Tyson, Mike

The Columbia Encyclopedia, 6th ed.

Tyson, Mike

Mike Tyson (Michael Gerald Tyson), 1966–, American boxer, b. Brooklyn, N.Y. At the age of 12, Tyson was sent to reform school, where he began to box. In a whirlwind career begun in 1985 when he turned pro, his spare, brutal style (36 knockouts in his first 41 wins) rescued him from the ghetto and made him, at 20, history's youngest world heavyweight champion following his 1986 knockout of Trevor Berbick. His first loss (1990), to unheralded Buster Douglas, punctured "Iron Mike's" aura of invincibility.

Tyson's life since then has been marked by violence, instability, and antisocial behavior in and out of the ring.
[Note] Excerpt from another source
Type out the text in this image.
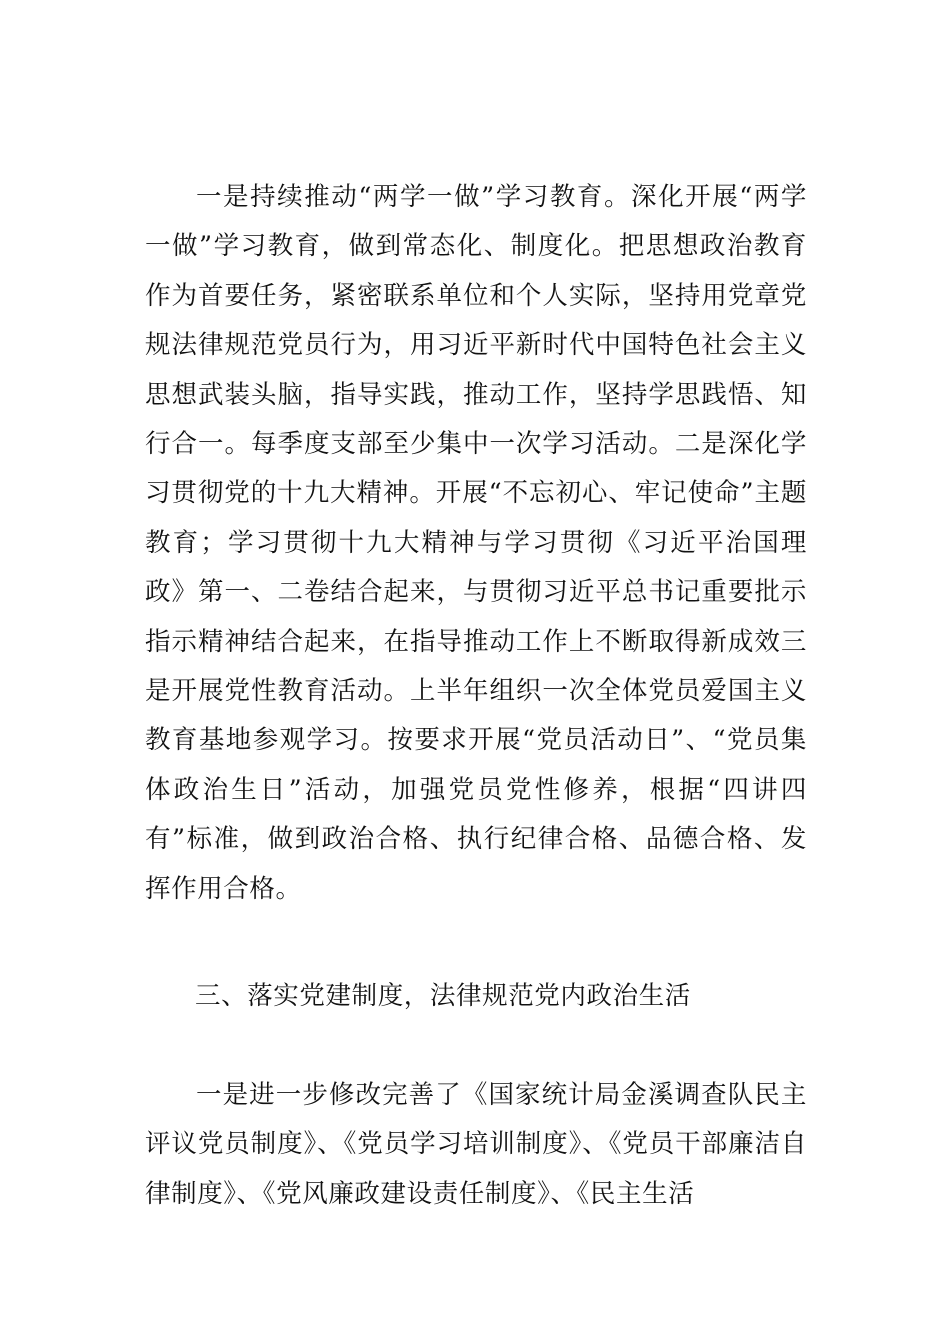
一是持续推动“两学一做”学习教育。深化开展“两学一做”学习教育，做到常态化、制度化。把思想政治教育作为首要任务，紧密联系单位和个人实际，坚持用党章党规法律规范党员行为，用习近平新时代中国特色社会主义思想武装头脑，指导实践，推动工作，坚持学思践悟、知行合一。每季度支部至少集中一次学习活动。二是深化学习贯彻党的十九大精神。开展“不忘初心、牢记使命”主题教育；学习贯彻十九大精神与学习贯彻《习近平治国理政》第一、二卷结合起来，与贯彻习近平总书记重要批示指示精神结合起来，在指导推动工作上不断取得新成效三是开展党性教育活动。上半年组织一次全体党员爱国主义教育基地参观学习。按要求开展“党员活动日”、“党员集体政治生日”活动，加强党员党性修养，根据“四讲四有”标准，做到政治合格、执行纪律合格、品德合格、发挥作用合格。

三、落实党建制度，法律规范党内政治生活

一是进一步修改完善了《国家统计局金溪调查队民主评议党员制度》、《党员学习培训制度》、《党员干部廉洁自律制度》、《党风廉政建设责任制度》、《民主生活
His conviction (1992) for the rape of a beauty contestant resulted in a sentence of 10 years in prison. Released in 1995, Tyson returned to boxing, winning the World Boxing Council title in 1996. The same year, however, he lost to Evander Holyfield, and in a 1997 rematch bit Holyfield's ear, for which he was temporarily banned from boxing. In 1999 he was briefly imprisoned in Maryland for assault. After he sparked a melee at a prefight conference with Lennox Lewis in 2002, Tyson was denied a license to fight by Nevada, and the bout relocated to Memphis, where Tyson lost. Subsequently, he was not a significant contender.

See his memoir, Undisputed Truth (with L. Sloman, 2013).